The Big Sell: Making People Care About Infrastructure Repair
The Big Sell: Making People Care About Infrastructure Repair
Mary Wisniewski On May 16, 2016
Source: McClatchy
May 15--In comic book movies, transportation infrastructure problems are easy to spot.
Bridges fall. Asphalt shatters. And unless Ironman funds the repairs out of his personal fortune, big public debt issues are ahead.
In real life, damage to roads and rails tends to be gradual, though ultimately just as ruinous to regional well-being.
With a new Illinois capital program delayed as the state goes 11 months without a budget, transit leaders have been sounding the alarm in both Washington, D.C., and Springfield about the dangers of waiting too long to invest in infrastructure. Business, labor and transit leaders will ramp up discussion nationwide Monday for the start of the thrillingly named Infrastructure Week.
It's a tough sell -- roads, buses and trains seem to work just fine until they don't, and politicians don't like to raise gas taxes or other user fees. Regional Transportation Authority Executive Director Leanne Redden admits that funding for bridges, signals and tunnels is not a sexy topic, but it's crucial to keep the system going the way it should. .............(more)
http://www.masstransitmag.com/news/12207965/the-big-sell-making-people-care-about-infrastructure-repair
ViseGrip
(3,133 posts)Do you think they care what condition they are in, while we drive over them? And THIS is what we do because we don't want to spend the money to repair them? But there is plenty for more war, to profit a few? ENOUGH!
BERNIE SANDERS ALL THE WAY!!!
MrTriumph
(1,720 posts)Engineers, designers, construction firms all work together to get money put into infrastructure. They are a strong lobby.
ReRe
(10,844 posts)... if infrastructure lobbyists are "strong", then where's all that money going? I don't see allot of infrastructure repair.
ReRe
(10,844 posts)Buy it, and then let it fall to thew ground from lack of repair.
Blanks
(4,835 posts)It is to maintain our infrastructure versus building new. As a civil engineer involved with design and construction of roads and bridges, I can tell you that the maintenance of traffic that it takes to repair an existing bridge is outrageous. The public gets very angry at even the least inconvenience so when a 4 lane bridge is replaced, all 4 lanes have to remain open the entire time of the construction.
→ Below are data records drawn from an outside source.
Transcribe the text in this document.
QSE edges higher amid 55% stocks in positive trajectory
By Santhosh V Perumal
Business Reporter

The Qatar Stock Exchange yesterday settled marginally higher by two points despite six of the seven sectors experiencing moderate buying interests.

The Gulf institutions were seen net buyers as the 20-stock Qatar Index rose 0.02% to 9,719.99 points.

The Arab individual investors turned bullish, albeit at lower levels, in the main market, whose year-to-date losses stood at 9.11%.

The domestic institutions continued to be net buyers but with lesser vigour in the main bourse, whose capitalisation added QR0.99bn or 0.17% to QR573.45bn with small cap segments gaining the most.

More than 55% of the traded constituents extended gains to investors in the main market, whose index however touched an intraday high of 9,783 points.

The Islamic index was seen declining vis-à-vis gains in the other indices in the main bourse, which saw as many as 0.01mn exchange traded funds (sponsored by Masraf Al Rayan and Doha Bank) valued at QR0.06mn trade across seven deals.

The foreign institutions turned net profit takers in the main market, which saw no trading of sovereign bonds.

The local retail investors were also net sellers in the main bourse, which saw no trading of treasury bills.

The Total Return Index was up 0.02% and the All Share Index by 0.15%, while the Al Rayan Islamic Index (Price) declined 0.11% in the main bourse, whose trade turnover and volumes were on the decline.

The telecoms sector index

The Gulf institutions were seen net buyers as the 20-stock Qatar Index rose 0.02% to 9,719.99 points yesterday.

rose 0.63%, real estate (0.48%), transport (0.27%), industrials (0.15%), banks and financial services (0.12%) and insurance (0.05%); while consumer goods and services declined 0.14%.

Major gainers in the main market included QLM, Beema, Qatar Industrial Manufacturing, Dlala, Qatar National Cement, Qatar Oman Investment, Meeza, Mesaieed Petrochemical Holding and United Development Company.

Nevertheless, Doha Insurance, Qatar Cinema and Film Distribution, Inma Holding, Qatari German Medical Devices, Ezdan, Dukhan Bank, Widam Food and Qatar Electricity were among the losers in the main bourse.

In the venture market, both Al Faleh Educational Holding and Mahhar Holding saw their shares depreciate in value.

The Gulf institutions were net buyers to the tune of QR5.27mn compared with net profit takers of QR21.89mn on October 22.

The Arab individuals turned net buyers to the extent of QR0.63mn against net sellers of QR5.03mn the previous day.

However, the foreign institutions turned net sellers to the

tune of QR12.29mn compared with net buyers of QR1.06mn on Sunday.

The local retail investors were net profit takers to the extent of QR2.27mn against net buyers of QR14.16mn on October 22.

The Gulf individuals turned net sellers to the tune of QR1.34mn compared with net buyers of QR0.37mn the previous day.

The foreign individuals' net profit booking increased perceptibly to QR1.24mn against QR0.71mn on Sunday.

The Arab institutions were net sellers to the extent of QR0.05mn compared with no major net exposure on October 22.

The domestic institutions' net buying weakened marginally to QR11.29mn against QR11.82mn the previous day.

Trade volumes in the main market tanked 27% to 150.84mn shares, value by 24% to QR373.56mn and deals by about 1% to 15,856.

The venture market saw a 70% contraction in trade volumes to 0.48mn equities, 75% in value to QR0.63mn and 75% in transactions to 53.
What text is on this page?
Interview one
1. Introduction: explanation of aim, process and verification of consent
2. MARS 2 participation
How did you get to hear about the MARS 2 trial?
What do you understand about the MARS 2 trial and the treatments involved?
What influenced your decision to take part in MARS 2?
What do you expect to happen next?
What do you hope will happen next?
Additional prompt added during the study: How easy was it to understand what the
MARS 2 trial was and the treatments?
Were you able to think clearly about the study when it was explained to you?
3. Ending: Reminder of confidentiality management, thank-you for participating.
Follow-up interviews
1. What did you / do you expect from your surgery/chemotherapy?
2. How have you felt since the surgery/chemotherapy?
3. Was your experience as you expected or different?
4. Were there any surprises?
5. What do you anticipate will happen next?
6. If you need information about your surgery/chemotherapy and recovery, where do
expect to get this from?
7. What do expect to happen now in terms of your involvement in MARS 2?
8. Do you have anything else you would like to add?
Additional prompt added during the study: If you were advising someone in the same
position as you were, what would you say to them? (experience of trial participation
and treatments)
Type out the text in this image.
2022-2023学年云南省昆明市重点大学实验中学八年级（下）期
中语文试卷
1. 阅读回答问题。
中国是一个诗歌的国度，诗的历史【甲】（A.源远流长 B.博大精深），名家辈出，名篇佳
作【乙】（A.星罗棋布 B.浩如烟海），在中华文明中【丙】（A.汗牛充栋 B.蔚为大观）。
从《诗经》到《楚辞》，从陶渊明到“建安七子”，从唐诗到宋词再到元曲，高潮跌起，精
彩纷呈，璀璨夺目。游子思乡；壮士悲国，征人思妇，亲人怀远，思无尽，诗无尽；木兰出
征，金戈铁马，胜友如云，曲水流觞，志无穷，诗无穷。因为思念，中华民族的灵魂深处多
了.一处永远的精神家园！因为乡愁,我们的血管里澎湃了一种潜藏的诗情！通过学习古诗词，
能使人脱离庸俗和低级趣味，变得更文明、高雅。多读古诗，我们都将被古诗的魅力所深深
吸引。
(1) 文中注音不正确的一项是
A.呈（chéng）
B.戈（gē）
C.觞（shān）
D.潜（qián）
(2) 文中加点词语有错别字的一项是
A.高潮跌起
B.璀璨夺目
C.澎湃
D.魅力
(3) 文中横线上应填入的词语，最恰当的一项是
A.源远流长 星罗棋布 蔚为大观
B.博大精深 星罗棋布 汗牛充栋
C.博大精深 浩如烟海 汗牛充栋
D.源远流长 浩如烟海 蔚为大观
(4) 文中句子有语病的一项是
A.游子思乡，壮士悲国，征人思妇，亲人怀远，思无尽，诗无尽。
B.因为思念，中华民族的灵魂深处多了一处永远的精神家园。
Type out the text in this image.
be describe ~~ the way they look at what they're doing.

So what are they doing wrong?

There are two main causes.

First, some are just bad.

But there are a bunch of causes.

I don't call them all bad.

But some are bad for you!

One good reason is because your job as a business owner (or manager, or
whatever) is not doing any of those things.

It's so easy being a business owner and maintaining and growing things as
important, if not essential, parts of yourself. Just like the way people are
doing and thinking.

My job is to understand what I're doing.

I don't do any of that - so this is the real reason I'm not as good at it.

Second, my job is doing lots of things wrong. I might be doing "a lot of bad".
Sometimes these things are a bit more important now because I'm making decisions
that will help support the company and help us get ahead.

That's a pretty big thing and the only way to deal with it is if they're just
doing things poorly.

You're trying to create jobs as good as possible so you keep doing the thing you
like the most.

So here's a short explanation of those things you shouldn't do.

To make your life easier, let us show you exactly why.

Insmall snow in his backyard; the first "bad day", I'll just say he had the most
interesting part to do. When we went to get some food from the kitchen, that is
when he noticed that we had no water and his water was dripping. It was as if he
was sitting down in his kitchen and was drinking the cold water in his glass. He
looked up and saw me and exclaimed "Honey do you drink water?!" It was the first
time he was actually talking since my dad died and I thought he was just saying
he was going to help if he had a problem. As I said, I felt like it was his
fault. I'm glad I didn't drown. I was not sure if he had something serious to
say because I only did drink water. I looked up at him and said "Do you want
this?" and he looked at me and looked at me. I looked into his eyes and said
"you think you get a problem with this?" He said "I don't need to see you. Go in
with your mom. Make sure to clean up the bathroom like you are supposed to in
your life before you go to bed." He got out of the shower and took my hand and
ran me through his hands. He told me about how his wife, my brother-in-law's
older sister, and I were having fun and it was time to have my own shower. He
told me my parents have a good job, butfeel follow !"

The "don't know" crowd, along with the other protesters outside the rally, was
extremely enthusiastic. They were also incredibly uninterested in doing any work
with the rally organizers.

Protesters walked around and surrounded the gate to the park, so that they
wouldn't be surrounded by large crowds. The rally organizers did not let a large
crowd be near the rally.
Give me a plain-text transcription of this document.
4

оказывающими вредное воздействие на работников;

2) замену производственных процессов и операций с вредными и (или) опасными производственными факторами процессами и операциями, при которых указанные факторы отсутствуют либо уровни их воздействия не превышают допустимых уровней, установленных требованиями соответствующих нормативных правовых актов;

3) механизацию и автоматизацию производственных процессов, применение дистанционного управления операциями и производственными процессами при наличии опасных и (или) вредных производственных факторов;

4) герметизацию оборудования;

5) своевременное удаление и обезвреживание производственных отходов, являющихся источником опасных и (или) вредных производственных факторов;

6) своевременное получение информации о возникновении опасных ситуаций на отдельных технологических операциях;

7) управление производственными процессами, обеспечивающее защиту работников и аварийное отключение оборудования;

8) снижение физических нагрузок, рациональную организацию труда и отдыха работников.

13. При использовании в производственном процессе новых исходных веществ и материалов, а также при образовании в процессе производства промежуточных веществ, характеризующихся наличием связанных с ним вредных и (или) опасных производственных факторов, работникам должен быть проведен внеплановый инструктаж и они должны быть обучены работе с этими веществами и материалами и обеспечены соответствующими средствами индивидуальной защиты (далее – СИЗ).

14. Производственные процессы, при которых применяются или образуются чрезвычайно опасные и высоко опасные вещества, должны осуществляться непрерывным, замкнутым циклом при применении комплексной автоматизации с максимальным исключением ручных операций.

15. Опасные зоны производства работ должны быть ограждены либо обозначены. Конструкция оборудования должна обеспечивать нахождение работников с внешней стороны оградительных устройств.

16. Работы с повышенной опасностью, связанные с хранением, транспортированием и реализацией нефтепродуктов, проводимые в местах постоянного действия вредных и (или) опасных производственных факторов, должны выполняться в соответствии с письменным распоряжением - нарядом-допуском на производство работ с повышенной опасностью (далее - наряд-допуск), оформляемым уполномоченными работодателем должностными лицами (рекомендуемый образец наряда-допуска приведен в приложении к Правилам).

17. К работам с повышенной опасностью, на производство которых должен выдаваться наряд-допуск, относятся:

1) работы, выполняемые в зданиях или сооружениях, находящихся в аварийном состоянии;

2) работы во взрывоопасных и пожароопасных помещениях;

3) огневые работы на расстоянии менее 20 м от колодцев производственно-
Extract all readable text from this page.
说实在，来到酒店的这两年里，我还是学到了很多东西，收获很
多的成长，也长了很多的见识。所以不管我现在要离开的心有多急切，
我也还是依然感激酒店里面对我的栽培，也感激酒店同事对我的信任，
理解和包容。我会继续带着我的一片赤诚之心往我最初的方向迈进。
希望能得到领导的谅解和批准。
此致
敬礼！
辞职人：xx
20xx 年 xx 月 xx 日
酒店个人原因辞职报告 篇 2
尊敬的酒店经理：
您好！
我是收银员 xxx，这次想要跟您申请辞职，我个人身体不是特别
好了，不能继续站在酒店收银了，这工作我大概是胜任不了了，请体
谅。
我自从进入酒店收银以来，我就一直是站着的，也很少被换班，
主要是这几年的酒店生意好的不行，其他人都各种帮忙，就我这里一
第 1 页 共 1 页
Very often that requires putting materials (asphalt typically) in place for temporary traffic and then taking it back up before the end of the project.
Compare that to building a bridge out across a pasture or a meadow and it's easy to see why the maintenance that we need falls short of the funding available.
If we are ever going to successfully keep up with our roadway infrastructure maintenance needs, we are going to need a program that encourages people to work from home and generally travel less.